Because of publication schedules, an introduction like this for the Religious Educator is written months in advance of the issue appearing in print. Normally, that would not be a problem, as academic life typically has a predictable rhythm. But as all are keenly aware, the year 2020 has broken the pattern. “A virus 1,000 times smaller than a grain of sand,” remarked Elder Jeffrey R. Holland in the April 2020 general conference, has brought “entire populations and global economies to their knees.” Sadly, for those who love teaching, this has created empty classrooms. As scientists scramble for solutions to the COVID-19 pandemic, I find myself eager for 2020 to end, even though it is only July.

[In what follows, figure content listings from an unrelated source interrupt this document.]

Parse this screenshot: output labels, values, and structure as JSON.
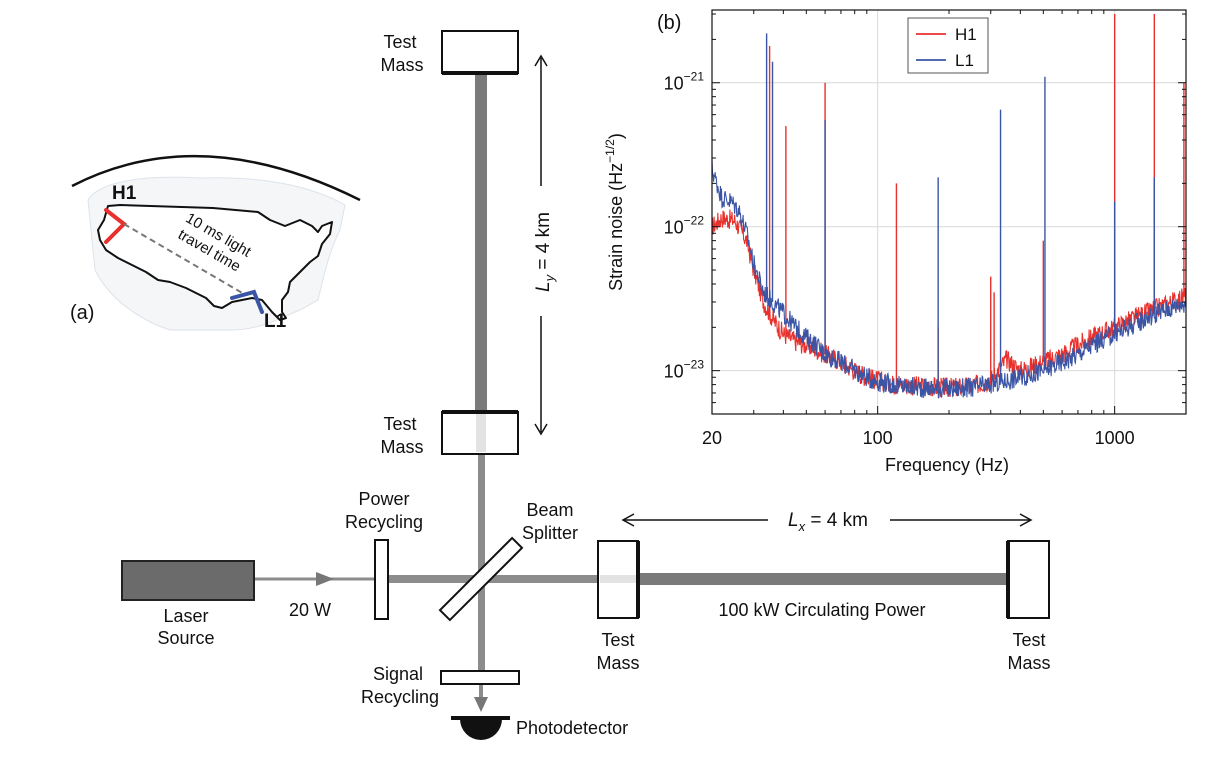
{
  "panel_a": {
    "label": "(a)",
    "h1_label": "H1",
    "l1_label": "L1",
    "travel_line1": "10 ms light",
    "travel_line2": "travel time",
    "colors": {
      "H1": "#e8302c",
      "L1": "#3a55a5"
    }
  },
  "interferometer": {
    "top_test_mass": [
      "Test",
      "Mass"
    ],
    "inner_y_test_mass": [
      "Test",
      "Mass"
    ],
    "inner_x_test_mass": [
      "Test",
      "Mass"
    ],
    "far_x_test_mass": [
      "Test",
      "Mass"
    ],
    "ly_label": {
      "L": "L",
      "sub": "y",
      "rest": " = 4 km"
    },
    "lx_label": {
      "L": "L",
      "sub": "x",
      "rest": " = 4 km"
    },
    "power_recycling": [
      "Power",
      "Recycling"
    ],
    "beam_splitter": [
      "Beam",
      "Splitter"
    ],
    "laser_source": [
      "Laser",
      "Source"
    ],
    "laser_power": "20 W",
    "circulating_power": "100 kW Circulating Power",
    "signal_recycling": [
      "Signal",
      "Recycling"
    ],
    "photodetector": "Photodetector"
  },
  "chart_data": {
    "type": "line",
    "panel_label": "(b)",
    "xlabel": "Frequency (Hz)",
    "ylabel_main": "Strain noise (Hz",
    "ylabel_sup": "−1/2",
    "ylabel_close": ")",
    "x_scale": "log",
    "y_scale": "log",
    "xlim": [
      20,
      2000
    ],
    "ylim": [
      5e-24,
      3.2e-21
    ],
    "x_ticks": [
      20,
      100,
      1000
    ],
    "x_tick_labels": [
      "20",
      "100",
      "1000"
    ],
    "y_ticks": [
      1e-23,
      1e-22,
      1e-21
    ],
    "y_tick_labels": [
      {
        "base": "10",
        "exp": "−23"
      },
      {
        "base": "10",
        "exp": "−22"
      },
      {
        "base": "10",
        "exp": "−21"
      }
    ],
    "grid": true,
    "legend_position": "top-center",
    "series": [
      {
        "name": "H1",
        "color": "#e8302c",
        "points": [
          [
            20,
            1e-22
          ],
          [
            22,
            1.15e-22
          ],
          [
            25,
            1.1e-22
          ],
          [
            28,
            8e-23
          ],
          [
            30,
            5e-23
          ],
          [
            33,
            3e-23
          ],
          [
            36,
            2.3e-23
          ],
          [
            40,
            1.8e-23
          ],
          [
            45,
            1.6e-23
          ],
          [
            50,
            1.5e-23
          ],
          [
            55,
            1.4e-23
          ],
          [
            60,
            1.3e-23
          ],
          [
            70,
            1.15e-23
          ],
          [
            80,
            1e-23
          ],
          [
            90,
            9e-24
          ],
          [
            100,
            8.6e-24
          ],
          [
            120,
            8e-24
          ],
          [
            150,
            7.8e-24
          ],
          [
            200,
            7.6e-24
          ],
          [
            250,
            7.8e-24
          ],
          [
            300,
            8.6e-24
          ],
          [
            350,
            1.2e-23
          ],
          [
            400,
            1e-23
          ],
          [
            500,
            1.15e-23
          ],
          [
            600,
            1.3e-23
          ],
          [
            700,
            1.5e-23
          ],
          [
            800,
            1.7e-23
          ],
          [
            1000,
            2e-23
          ],
          [
            1200,
            2.3e-23
          ],
          [
            1500,
            2.7e-23
          ],
          [
            2000,
            3.3e-23
          ]
        ],
        "lines": [
          [
            35,
            1.8e-21
          ],
          [
            41,
            5e-22
          ],
          [
            60,
            1e-21
          ],
          [
            120,
            2e-22
          ],
          [
            180,
            2e-23
          ],
          [
            300,
            4.5e-23
          ],
          [
            310,
            3.5e-23
          ],
          [
            500,
            8e-23
          ],
          [
            1000,
            3e-21
          ],
          [
            1470,
            3e-21
          ],
          [
            1960,
            1e-21
          ]
        ]
      },
      {
        "name": "L1",
        "color": "#3a55a5",
        "points": [
          [
            20,
            2.5e-22
          ],
          [
            22,
            1.6e-22
          ],
          [
            24,
            1.5e-22
          ],
          [
            26,
            1.3e-22
          ],
          [
            28,
            9e-23
          ],
          [
            30,
            5.5e-23
          ],
          [
            33,
            3.5e-23
          ],
          [
            36,
            3e-23
          ],
          [
            40,
            2.5e-23
          ],
          [
            45,
            2e-23
          ],
          [
            50,
            1.7e-23
          ],
          [
            55,
            1.5e-23
          ],
          [
            60,
            1.3e-23
          ],
          [
            70,
            1.15e-23
          ],
          [
            80,
            1e-23
          ],
          [
            90,
            9e-24
          ],
          [
            100,
            8.4e-24
          ],
          [
            120,
            7.9e-24
          ],
          [
            150,
            7.6e-24
          ],
          [
            200,
            7.5e-24
          ],
          [
            250,
            7.6e-24
          ],
          [
            300,
            8e-24
          ],
          [
            400,
            9e-24
          ],
          [
            500,
            1e-23
          ],
          [
            600,
            1.15e-23
          ],
          [
            700,
            1.3e-23
          ],
          [
            800,
            1.5e-23
          ],
          [
            1000,
            1.8e-23
          ],
          [
            1200,
            2.1e-23
          ],
          [
            1500,
            2.5e-23
          ],
          [
            2000,
            3e-23
          ]
        ],
        "lines": [
          [
            34,
            2.2e-21
          ],
          [
            36,
            1.4e-21
          ],
          [
            60,
            5.5e-22
          ],
          [
            180,
            2.2e-22
          ],
          [
            330,
            6.5e-22
          ],
          [
            508,
            1.1e-21
          ],
          [
            1000,
            1.5e-22
          ],
          [
            1470,
            2.2e-22
          ]
        ]
      }
    ]
  }
}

With that hope for a new year, we turn our attention to the contents of this issue. Readers will note a heavy emphasis on Restoration history and doctrine. This is by design. Not only does this coincide with President Nelson’s declaring 2020 a “bicentennial year” to commemorate “the very foundations of the restored gospel,” it prepares for seminary and Come, Follow Me study of Doctrine and Covenants and Church history in 2021. Articles explore how to use recent historical sources in the classroom, Church history episodes like the translation of the Book of Abraham and Joseph Smith’s presidential campaign, and doctrinal themes such as God’s interactions with and love for his children. In a timely message, Elder Bruce C. Hafen headlines the issue, sharing thoughts on how to help students struggling with doubt and uncertainty, something many have confronted over the past several months.
We continue to pray for safety for our readers and, through this collection, enhanced appreciation for the beauty of the Restoration.